Transformations in Transfer
DoubleCloud Transfer can apply transformations to the transferred data on the fly.
You can configure transformations when creating or editing a transfer. To do that, click + Transformation on the transfer configuration page and provide the desired settings.
The list of available transformations in each transfer depends on the source and target types.
SQL
Performs SQL-like in-memory data transformations based on a provided query in the ClickHouse® SQL dialect.

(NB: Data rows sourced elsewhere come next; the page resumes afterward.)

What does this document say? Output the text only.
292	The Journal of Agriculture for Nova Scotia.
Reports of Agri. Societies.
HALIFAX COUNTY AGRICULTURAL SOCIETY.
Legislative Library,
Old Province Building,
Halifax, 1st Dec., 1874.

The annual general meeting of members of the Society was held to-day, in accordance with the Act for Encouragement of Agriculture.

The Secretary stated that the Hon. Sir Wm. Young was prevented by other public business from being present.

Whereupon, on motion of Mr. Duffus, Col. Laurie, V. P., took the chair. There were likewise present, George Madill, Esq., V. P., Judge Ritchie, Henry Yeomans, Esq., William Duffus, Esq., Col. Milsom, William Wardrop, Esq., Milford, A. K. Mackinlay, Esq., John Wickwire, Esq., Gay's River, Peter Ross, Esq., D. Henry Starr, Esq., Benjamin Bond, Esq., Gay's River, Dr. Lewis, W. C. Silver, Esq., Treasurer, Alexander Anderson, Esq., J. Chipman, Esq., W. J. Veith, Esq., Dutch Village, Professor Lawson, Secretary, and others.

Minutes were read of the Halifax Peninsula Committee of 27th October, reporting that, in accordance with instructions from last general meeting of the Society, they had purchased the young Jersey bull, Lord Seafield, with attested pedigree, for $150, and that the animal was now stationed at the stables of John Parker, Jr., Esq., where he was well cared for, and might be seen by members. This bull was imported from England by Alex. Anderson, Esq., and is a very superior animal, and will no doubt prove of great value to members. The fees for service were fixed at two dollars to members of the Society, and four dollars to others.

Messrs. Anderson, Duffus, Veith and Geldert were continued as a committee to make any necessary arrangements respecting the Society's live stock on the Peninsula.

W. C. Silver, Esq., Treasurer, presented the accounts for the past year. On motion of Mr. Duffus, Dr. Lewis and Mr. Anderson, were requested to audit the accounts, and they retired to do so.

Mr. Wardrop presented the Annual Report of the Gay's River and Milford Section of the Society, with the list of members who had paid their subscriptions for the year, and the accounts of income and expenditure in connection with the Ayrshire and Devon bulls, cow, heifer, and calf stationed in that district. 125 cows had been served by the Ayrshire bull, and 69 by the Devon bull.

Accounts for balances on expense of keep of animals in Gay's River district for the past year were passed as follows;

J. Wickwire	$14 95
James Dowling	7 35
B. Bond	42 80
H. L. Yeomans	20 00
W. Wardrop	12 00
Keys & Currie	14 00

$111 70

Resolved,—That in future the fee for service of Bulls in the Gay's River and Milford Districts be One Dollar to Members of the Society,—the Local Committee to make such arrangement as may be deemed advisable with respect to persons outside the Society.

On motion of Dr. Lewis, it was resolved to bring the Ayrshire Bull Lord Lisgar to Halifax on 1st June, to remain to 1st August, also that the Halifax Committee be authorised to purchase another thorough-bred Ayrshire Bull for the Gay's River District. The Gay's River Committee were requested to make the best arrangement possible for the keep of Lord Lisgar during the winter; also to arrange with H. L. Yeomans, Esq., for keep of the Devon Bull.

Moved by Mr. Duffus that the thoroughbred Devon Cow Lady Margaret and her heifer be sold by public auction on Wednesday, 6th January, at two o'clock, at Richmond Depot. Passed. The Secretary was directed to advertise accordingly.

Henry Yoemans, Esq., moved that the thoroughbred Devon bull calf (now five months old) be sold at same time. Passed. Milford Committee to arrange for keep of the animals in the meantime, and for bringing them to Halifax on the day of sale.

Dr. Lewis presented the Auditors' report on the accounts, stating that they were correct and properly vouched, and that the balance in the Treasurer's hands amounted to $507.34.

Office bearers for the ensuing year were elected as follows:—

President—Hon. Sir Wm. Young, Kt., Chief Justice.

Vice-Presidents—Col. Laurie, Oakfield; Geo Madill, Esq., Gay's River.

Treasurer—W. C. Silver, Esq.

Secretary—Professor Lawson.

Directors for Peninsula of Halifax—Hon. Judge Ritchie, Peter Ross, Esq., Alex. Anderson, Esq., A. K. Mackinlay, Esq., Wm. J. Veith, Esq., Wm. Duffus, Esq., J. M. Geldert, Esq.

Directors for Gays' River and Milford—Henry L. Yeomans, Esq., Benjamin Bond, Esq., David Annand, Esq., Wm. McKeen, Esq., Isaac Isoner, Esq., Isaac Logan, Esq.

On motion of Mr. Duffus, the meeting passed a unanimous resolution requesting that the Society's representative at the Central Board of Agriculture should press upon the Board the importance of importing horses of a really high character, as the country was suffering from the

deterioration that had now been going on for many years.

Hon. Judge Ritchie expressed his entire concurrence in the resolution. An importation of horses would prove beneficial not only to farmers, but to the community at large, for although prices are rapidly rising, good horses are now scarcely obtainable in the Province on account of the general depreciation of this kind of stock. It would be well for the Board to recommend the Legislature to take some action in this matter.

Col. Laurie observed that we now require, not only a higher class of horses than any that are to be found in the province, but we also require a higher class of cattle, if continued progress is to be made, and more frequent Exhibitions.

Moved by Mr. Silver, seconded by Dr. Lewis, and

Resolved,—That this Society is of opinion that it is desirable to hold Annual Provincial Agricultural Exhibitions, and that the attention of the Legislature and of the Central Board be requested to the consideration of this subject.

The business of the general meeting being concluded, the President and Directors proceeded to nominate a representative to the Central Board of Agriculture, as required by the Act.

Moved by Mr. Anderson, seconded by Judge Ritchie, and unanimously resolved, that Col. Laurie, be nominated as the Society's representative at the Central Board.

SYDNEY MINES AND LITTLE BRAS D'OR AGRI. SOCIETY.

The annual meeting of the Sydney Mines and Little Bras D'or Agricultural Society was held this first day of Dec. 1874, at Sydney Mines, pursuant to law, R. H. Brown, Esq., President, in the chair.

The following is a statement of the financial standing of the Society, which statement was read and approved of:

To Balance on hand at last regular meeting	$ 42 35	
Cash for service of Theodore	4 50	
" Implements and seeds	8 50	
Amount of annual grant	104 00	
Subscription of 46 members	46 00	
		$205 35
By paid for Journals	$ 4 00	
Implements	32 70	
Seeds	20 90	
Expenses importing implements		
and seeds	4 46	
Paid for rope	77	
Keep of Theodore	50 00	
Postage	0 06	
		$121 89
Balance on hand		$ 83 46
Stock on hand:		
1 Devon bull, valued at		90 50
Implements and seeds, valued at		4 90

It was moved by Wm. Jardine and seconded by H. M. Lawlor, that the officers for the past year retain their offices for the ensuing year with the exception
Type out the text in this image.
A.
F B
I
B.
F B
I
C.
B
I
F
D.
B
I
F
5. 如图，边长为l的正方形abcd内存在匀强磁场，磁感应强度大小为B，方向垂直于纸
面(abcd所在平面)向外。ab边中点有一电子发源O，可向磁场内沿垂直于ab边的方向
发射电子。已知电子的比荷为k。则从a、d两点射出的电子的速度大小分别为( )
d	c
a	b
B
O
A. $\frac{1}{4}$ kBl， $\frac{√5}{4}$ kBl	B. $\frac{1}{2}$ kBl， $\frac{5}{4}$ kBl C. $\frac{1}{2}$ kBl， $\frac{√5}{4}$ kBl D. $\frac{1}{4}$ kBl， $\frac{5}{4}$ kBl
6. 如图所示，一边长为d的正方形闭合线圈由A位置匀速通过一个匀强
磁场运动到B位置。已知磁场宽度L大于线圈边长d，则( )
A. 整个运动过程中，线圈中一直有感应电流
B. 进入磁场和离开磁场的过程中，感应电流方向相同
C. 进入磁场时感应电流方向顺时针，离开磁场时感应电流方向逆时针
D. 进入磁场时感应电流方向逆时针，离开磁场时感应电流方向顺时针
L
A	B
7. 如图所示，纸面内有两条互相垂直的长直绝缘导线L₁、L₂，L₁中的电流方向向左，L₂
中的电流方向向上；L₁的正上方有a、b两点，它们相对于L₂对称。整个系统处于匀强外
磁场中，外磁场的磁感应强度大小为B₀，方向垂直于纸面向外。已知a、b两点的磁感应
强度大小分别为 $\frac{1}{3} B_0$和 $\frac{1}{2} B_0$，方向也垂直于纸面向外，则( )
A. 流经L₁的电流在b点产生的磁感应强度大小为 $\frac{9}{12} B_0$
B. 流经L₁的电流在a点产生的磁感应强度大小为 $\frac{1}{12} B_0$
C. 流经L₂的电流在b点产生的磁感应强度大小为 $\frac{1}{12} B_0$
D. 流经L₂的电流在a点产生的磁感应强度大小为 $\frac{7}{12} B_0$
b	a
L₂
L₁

The transformer is based on
ClickHouse® Local
The source table inside ClickHouse® Local is named table
.
The ClickHouse® table structure mimics the source table structure.
Because each source change item (row) contains extra metadata, source and target data must match. Therefore, each row must have a key defined. All these keys must be unique in every batch. For that, a collapse function is called.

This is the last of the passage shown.